Mr. Shapiro did not return a telephone call seeking comment. Nor did the District Attorney's Office respond to the motion. The police referred questions to the City Attorney's Office. A spokesman there, Ted Goldstein, said that since none of the detectives had sought representation, the office would have no comment.

Mr. Simpson's trial on the two murder charges is scheduled to begin on Sept. 19. He has pleaded not guilty.

The defense lawyers accused the detectives of misstating facts and acting improperly to justify their request for a search warrant of Mr. Simpson's estate on June 13, the morning after the bodies were found at Nicole Brown Simpson's townhouse.
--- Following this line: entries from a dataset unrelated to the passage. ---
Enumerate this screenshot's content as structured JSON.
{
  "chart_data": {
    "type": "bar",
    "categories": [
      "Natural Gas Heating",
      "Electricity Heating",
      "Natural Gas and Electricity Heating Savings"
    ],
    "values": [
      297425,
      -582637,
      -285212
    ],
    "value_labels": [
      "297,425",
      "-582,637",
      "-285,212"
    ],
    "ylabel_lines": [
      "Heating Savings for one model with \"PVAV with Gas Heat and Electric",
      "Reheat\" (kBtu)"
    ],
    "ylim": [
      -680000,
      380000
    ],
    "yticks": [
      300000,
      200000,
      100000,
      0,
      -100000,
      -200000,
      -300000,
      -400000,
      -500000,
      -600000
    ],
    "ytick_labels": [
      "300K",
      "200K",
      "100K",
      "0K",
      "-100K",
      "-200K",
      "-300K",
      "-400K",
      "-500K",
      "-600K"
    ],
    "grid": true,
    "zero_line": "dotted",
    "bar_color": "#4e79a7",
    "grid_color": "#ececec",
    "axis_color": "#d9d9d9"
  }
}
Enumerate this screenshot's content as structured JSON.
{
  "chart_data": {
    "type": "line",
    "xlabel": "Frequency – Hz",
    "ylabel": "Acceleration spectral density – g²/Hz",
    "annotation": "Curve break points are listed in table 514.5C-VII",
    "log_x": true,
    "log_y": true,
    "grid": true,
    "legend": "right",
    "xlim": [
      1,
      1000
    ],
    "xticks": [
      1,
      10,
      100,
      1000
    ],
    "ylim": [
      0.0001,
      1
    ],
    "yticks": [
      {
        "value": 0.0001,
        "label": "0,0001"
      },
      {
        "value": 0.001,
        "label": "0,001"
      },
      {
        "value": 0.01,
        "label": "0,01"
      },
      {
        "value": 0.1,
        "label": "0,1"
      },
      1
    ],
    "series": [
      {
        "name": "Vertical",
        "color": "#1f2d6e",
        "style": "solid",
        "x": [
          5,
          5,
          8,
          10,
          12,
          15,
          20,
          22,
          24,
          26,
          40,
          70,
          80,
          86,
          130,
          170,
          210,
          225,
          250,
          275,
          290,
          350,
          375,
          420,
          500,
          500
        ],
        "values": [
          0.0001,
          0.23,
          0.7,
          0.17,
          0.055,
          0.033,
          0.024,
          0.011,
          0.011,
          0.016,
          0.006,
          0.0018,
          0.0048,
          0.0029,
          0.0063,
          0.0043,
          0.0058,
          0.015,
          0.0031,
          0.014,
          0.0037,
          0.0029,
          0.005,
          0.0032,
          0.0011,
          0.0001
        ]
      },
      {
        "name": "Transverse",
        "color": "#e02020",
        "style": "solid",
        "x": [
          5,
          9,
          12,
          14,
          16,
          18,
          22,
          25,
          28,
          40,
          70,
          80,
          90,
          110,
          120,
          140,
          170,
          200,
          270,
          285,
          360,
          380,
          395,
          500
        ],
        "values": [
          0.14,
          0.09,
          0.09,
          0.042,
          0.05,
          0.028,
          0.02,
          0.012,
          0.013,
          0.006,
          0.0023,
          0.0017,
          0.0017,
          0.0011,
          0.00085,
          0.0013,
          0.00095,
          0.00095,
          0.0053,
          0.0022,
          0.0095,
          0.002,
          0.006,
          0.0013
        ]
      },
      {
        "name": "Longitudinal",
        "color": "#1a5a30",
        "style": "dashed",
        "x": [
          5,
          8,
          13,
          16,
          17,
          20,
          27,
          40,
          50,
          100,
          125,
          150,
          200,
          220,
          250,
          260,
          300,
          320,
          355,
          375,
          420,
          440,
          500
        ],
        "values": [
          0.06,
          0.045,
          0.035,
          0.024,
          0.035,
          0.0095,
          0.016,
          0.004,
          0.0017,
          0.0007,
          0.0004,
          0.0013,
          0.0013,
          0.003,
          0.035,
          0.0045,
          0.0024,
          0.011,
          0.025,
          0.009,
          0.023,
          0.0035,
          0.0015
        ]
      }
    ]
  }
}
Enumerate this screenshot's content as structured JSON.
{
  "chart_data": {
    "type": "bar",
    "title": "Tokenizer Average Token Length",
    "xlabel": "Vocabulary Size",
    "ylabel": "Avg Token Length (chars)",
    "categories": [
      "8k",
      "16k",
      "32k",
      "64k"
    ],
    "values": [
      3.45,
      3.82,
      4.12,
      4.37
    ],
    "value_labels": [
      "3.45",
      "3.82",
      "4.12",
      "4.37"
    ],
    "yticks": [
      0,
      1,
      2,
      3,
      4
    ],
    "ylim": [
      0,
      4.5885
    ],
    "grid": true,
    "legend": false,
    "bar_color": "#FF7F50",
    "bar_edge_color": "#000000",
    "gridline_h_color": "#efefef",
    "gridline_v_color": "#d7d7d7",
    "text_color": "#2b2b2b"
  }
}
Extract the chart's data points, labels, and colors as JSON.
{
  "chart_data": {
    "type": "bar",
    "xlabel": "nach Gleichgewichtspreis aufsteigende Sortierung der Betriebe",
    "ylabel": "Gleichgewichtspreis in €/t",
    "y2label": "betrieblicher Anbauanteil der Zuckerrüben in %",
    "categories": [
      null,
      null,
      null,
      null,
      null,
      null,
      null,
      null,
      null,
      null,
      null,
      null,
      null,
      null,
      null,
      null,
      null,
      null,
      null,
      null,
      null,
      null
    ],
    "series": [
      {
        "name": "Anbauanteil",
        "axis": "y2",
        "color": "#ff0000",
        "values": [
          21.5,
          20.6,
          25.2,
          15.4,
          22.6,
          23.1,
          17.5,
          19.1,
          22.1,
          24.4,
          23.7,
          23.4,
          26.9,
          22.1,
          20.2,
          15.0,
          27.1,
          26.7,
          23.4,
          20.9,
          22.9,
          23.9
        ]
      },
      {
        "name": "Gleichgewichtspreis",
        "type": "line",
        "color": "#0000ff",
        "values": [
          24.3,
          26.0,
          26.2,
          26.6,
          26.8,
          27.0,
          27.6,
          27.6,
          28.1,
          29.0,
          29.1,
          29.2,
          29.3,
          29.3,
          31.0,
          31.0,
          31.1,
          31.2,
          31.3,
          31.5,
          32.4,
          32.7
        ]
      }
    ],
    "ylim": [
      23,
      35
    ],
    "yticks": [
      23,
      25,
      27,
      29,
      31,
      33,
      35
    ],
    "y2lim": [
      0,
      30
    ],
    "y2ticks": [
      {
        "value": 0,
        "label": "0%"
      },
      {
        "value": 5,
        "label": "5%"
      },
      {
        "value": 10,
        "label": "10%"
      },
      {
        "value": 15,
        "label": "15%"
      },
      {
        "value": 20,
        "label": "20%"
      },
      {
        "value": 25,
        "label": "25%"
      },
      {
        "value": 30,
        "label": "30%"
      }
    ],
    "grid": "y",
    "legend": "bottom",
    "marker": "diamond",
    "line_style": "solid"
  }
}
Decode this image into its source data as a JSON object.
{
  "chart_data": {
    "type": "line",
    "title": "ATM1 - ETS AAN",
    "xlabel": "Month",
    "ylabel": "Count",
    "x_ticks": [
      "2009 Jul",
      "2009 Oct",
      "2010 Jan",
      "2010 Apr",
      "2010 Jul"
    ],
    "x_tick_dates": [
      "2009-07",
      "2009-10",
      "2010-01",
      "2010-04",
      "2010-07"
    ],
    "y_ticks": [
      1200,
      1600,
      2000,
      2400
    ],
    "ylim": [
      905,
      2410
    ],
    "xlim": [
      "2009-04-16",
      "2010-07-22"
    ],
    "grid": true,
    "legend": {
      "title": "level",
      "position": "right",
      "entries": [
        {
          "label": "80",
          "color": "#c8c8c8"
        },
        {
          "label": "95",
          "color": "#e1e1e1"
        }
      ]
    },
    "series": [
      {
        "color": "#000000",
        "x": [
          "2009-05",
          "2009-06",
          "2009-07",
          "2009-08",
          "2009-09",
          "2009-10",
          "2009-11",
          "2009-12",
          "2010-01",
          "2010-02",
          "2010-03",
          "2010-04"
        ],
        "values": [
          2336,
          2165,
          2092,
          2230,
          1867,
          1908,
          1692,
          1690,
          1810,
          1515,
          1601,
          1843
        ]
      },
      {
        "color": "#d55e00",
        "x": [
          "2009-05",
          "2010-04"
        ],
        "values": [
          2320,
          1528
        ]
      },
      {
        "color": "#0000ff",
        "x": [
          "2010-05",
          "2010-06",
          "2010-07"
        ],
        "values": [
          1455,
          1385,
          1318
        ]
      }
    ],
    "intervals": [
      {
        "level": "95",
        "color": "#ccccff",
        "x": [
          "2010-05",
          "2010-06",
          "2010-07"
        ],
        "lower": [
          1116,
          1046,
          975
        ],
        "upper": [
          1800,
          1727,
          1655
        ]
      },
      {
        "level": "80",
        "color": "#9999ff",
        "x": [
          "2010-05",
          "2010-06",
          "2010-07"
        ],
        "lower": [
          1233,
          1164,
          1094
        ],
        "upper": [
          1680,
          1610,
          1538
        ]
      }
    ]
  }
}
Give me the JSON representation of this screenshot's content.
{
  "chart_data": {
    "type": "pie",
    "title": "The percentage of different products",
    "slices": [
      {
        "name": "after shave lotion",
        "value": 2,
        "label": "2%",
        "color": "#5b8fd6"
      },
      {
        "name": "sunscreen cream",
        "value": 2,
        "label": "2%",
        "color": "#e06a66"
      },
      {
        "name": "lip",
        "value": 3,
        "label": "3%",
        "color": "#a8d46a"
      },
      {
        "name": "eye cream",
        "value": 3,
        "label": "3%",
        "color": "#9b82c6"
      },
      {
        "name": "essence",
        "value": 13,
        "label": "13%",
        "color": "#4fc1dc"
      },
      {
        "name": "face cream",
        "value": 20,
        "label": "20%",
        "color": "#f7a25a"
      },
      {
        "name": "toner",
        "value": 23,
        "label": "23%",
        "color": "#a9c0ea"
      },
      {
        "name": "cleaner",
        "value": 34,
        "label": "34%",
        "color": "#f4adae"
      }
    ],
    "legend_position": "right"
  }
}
Even though the judge presiding over Mr. Simpson's preliminary hearing last month ruled that the detectives had acted properly that morning, the defense lawyers asked for records for the last five years on the four officers -- Mr. Fuhrman, Phillip Vannatter, Tom Lange and Ronald Phillips.

The defense said it wanted to check whether any of the officers had falsified documents or evidence in a case, failed to follow department policy or had contact with Mr. Simpson or the two victims.

The defense also asked for a wealth of background on Mr. Fuhrman, including anything that would describe "acts of alleged prejudice or bias" based on race, sex or ethnicity.

The motion filed yesterday involved several documents, including psychiatric reports already made public by the defense, in which Mr. Simpson's lawyers say Mr. Fuhrman expressed "negative opinions against African-Americans and other people of color."

The motion also alleges that there was a 1987 complaint in which Mr. Fuhrman was accused of shooting a suspect and then, the motion says, helping to "plant a weapon near the fallen suspect" as a way to justify his action.

Mr. Fuhrman was the detective who had recovered a right-handed blood-stained glove on Mr. Simpson's property that appeared to match a left-handed glove found at Mrs. Simpson's townhouse.